A number of Frederika Bremer’s books have been translated into English; we read her stories with much pleasure in our school-girl days. The H—— Family, The Neighbors, The Home, are the titles of some of them. Her description of Swedish family life is delightful.

George Sumner, like the Senator, was a man of intellectual tastes and possessed a wide knowledge of books. In mid-Victorian days there was no complete catalogue of the library in the Vatican. Some one in Rome who was anxious to find a certain volume was referred to “a young American who knows more about the books there than any one else.” This was George Sumner. He was one of the habitués of our house. I remember a visit he paid us at Lawton’s Valley when a lame knee gave him anxiety. We heard him walk heavily and perseveringly up and down his room, in the vain hope of curing it by exercise. One day there was a crash! In the effort to save himself from falling he had pulled over the light iron washstand. When he again visited us my father had him placed, chair and all, in an open wagon that he might enjoy a drive. I last saw him at the Massachusetts General Hospital when he could move little save his head. Thus was a brilliant man in the prime of life turned gradually into a marble statue!

George L. Stearns was a striking figure, with his beautiful brown beard, long, soft, and silky as a woman’s hair. He was greatly interested in the anti-slavery cause, and when the Civil War came entered the army as a major. He wished to serve without pay, which my father thought a mistake, because an unpaid volunteer might feel unwilling to submit to the regular discipline of the army. It is true that my father had served in the army of Greece without pay, but the conditions there were very different from those prevailing in the United States during the Civil War.

Mrs. Stearns was also full of public spirit, although sometimes rather sentimental. She once brought to “Green Peace” a bunch of nasturtiums of various colors, which were then something of a rarity. Apropos of these, she said to my father, who knew nothing of music:

“Doctor Howe, do not the palest of these nasturtiums remind you of the high notes of the soprano in the opera of ‘Semiramide’?”

The persons of note who came to “Green Peace” could all speak some language—Greek, French, Polish, German, or Italian—if not English.

There was one silent figure, however, who spoke only with her swift-flying fingers. Yet her fame had spread over the civilized world. The name of Laura Bridgman was a household word in the nineteenth century. That a girl, deaf, dumb, and blind from infancy, should be able to communicate her thoughts to others, write, cipher, and study like other children, was thought a miracle. People found it so hard to believe that they came in crowds to see the marvel with their own eyes. So many visitors—eleven hundred, on one occasion—appeared at the weekly exhibitions of the school that it was thought necessary to seat Laura in a little enclosure, lest her young head be turned by too much attention.

Charles Dickens thus saw her. His account of his visit to the school, with a beautiful tribute to my father, is to be found in his American Notes.

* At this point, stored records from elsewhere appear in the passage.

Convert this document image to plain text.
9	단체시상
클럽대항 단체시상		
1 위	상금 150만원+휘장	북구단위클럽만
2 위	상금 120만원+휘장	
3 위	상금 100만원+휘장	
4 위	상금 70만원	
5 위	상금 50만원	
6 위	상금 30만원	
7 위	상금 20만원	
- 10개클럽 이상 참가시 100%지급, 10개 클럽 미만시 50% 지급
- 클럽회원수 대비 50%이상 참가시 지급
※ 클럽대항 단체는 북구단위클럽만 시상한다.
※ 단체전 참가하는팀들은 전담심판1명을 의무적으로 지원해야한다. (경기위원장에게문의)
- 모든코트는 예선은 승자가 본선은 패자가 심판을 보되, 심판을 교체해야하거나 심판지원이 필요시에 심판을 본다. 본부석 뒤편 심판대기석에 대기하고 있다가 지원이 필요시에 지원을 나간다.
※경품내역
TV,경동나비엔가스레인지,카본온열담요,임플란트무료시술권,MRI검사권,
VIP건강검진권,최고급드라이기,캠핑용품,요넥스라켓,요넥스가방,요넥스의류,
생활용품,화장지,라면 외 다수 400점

If Byron’s helmet was the symbol of the latter’s earlier labors, Laura Bridgman was the living witness of the success of his later work.

She was often summoned to “Green Peace” to see foreigners of distinction, as well as to make familiar visits to the household. When I can first remember her she was a young woman in the early twenties. Her education had then been completed, but she was allowed to remain at the school, the true home of her spirit. Here every one could talk her finger language.

In appearance Laura was exquisitely neat. Her brown hair was brushed perfectly smooth and braided in a coil at the nape of the neck, thus showing to advantage her shapely head. She had good features and was comely, save for the heavy white scars at her throat made by the disease—scarlet fever—which had deprived her of her senses. Green shades covered the sightless eyes.